Eric Cohen and Jonathan Blumenthal
Jonathan Blumenthal and Eric Cohen founded Burgundy Crescent Volunteers in 2001 to connect LGBT people with each other and with opportunities to help their communities. They have remained at the helm of the group ever since, and its thousands of members have together given more than 100,000 hours of service to organizations throughout D.C., Maryland and Virginia.
Jonathan and Eric, who are now married, met in 1999 at a social event planned by Gay, Lesbian, and Other Volunteer Singles. The organization disbanded that same year, and the couple felt it had limited its viability by restricting its membership to single people.
“We started dating and we weren’t allowed to volunteer anymore, and I think that part of the GLOVs model wasn’t an effective way to go forward, because people would meet and want to continue to volunteer,” Jonathan says.
They appreciated the defunct organization’s strong social focus, and they aimed to recreate it in founding Burgundy Crescent Volunteers. The group offers its members colorcoded name tags, printed from Jonathan’s computer, that let volunteers identify themselves to each other as either “single” or “committed.”
Helping all of BCV’s members to feel welcome is at the heart of the group’s mission. As LGBT people continued to struggle for acceptance and equal rights, Jonathan and Eric gave their organization a whimsical name with no explicit reference to the community.

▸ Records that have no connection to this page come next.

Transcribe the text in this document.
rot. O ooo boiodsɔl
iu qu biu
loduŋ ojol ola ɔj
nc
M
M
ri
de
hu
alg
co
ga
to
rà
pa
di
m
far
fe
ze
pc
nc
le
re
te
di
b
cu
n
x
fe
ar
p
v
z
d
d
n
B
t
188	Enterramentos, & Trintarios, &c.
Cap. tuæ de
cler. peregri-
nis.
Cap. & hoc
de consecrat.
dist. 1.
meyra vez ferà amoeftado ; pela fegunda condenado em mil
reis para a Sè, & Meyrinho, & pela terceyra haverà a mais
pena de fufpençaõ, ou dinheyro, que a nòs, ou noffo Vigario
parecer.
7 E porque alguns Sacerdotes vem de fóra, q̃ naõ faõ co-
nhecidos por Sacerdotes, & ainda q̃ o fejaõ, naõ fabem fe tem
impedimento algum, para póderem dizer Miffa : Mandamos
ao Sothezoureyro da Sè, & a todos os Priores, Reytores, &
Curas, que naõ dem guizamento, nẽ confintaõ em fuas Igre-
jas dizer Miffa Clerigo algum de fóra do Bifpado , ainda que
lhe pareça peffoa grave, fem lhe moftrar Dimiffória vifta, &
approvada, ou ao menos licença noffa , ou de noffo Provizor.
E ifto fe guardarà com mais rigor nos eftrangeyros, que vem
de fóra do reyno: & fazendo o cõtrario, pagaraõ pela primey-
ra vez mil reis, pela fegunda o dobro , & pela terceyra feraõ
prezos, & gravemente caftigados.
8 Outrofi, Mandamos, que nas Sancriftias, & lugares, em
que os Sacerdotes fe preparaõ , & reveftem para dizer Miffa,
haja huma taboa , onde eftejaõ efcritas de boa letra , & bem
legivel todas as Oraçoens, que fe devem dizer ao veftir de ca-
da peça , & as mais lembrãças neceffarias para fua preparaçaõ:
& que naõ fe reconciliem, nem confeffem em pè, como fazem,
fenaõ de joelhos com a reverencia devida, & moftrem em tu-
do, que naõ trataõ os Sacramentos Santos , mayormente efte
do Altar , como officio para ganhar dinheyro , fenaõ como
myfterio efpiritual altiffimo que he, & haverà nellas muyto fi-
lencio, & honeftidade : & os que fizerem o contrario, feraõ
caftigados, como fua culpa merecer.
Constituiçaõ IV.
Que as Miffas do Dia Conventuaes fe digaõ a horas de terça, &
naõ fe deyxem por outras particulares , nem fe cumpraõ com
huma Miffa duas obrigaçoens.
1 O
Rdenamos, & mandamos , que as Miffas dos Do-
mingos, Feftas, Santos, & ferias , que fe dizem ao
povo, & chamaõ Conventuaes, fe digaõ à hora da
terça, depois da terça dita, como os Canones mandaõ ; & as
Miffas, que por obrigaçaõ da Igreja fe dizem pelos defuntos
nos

“I felt it was important that we had a name that didn’t necessarily say we were a gay organization, because I wanted people who were like me who were just coming out to feel comfortable,” Eric says. “If people ask what they’re doing or who they’re volunteering with, they don’t have to immediately come out to them.”
As BCV’s membership roster grew to exceed 5,000 people, Jonathan and Eric never compromised on the personal touch they have given the group. They send out volunteer requests and coordinate all of their events by e-mail, creating human connections that they credit in part for the high reliability of BCV volunteers.
BCV has established strong ties between D.C.’s LGBT community and the organizations it serves, which include the D.C. Central Kitchen, Food & Friends, and the Lost Dog and Cat Rescue Foundation among dozens of others. Among its numerous distinctions, BCV is the only volunteer organization trusted by the National Park Service to prune the cherry blossom trees that surround the Tidal Basin.
Jonathan and Eric run the organization in their free time and rely on a core network of supporters to share the administrative burden. As the group moves through its 15th year, the couple is showing no sign of tiring.